US businesses are barred from economic transactions with people and organizations on sanctions lists. As TTP points out, X’s own policies ban buying premium subscriptions if you’re sanctioned or otherwise banned from financial dealings in the US. TTP points out that it’s possible, albeit unlikely, that X gifted the blue checkmarks to terrorist groups for free — but the ban covers “contribution” of goods and services, too. It’s also possible some unrelated party duped X’s verification program with impersonation, a widely reported problem on the service, though many of the accounts appear well established and credibly belong to their supposed owners.

Beginning in its pre-Musk days as Twitter, X was the subject of a high-profile legal fight over whether it materially supported terrorists. The surviving family of an Islamic State attack victim sued it for failing to ban accounts linked to the group, taking their case to the Supreme Court in February 2023 as Twitter v. Taamneh. But the court unanimously decided against holding Twitter responsible for “aiding and abetting” the attack. An opinion authored by Justice Clarence Thomas declared that the terrorist group’s relationship with Twitter was comparable to Twitter’s “arm’s length, passive, and largely indifferent relationship with most users.” The court applied the same logic to a similar case involving YouTube, avoiding a potentially explosive fight over online liability laws in general.
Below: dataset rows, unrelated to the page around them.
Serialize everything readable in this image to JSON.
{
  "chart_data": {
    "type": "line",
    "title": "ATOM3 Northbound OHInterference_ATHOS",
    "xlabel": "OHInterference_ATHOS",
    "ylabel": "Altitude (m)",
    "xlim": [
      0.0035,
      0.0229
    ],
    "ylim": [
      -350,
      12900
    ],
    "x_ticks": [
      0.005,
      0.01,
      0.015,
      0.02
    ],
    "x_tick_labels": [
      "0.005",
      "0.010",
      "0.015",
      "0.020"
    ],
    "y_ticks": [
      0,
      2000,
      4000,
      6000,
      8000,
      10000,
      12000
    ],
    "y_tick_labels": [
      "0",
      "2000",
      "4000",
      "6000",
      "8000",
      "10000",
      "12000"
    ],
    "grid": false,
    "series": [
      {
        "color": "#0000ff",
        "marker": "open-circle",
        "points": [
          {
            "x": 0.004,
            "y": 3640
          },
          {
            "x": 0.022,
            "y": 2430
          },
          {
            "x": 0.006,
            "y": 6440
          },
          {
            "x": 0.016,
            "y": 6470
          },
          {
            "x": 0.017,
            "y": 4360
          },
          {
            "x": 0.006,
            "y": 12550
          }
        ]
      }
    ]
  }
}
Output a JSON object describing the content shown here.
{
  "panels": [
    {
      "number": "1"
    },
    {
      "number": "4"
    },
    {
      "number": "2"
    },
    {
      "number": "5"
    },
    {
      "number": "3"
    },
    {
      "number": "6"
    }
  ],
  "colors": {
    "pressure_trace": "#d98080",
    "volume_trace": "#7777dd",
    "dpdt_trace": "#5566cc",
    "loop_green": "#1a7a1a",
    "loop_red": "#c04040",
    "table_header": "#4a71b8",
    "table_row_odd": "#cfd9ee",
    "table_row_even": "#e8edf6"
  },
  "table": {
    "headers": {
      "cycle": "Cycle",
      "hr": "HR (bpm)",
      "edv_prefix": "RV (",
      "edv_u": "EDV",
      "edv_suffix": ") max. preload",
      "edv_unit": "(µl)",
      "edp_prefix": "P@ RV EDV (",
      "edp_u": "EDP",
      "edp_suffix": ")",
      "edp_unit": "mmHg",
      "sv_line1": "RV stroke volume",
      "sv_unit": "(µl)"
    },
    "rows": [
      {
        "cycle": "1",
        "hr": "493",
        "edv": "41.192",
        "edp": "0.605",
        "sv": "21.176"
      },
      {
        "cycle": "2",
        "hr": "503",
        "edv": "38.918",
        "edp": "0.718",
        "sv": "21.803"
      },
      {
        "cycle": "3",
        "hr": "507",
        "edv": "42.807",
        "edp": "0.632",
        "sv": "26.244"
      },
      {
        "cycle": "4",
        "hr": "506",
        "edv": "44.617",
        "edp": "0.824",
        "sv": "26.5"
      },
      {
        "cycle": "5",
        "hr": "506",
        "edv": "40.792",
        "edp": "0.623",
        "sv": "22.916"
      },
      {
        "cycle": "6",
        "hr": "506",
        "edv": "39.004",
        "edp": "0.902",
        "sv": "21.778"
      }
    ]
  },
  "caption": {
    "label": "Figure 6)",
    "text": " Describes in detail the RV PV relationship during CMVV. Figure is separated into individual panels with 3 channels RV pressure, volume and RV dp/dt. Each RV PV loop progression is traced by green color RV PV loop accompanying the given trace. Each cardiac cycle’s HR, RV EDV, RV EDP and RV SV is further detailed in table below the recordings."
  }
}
The question on the table here is different: did Twitter accept hard digital cash (even if it was only $8 a month) from people it was banned from financial dealings with? It’s an issue that’s becoming more and more relevant for social platforms, which, after years of free access, are increasingly pushing users to pay up.

But the court also made a point of distinguishing conscious collaboration from sometimes failing to enforce a stated policy on a platform with hundreds of millions of users. And X, in its favor, did appear to cull the subscriptions when it was made aware of them. Either way, there’s no legal challenge to X here at the moment — just a bad look for the company’s verification plan.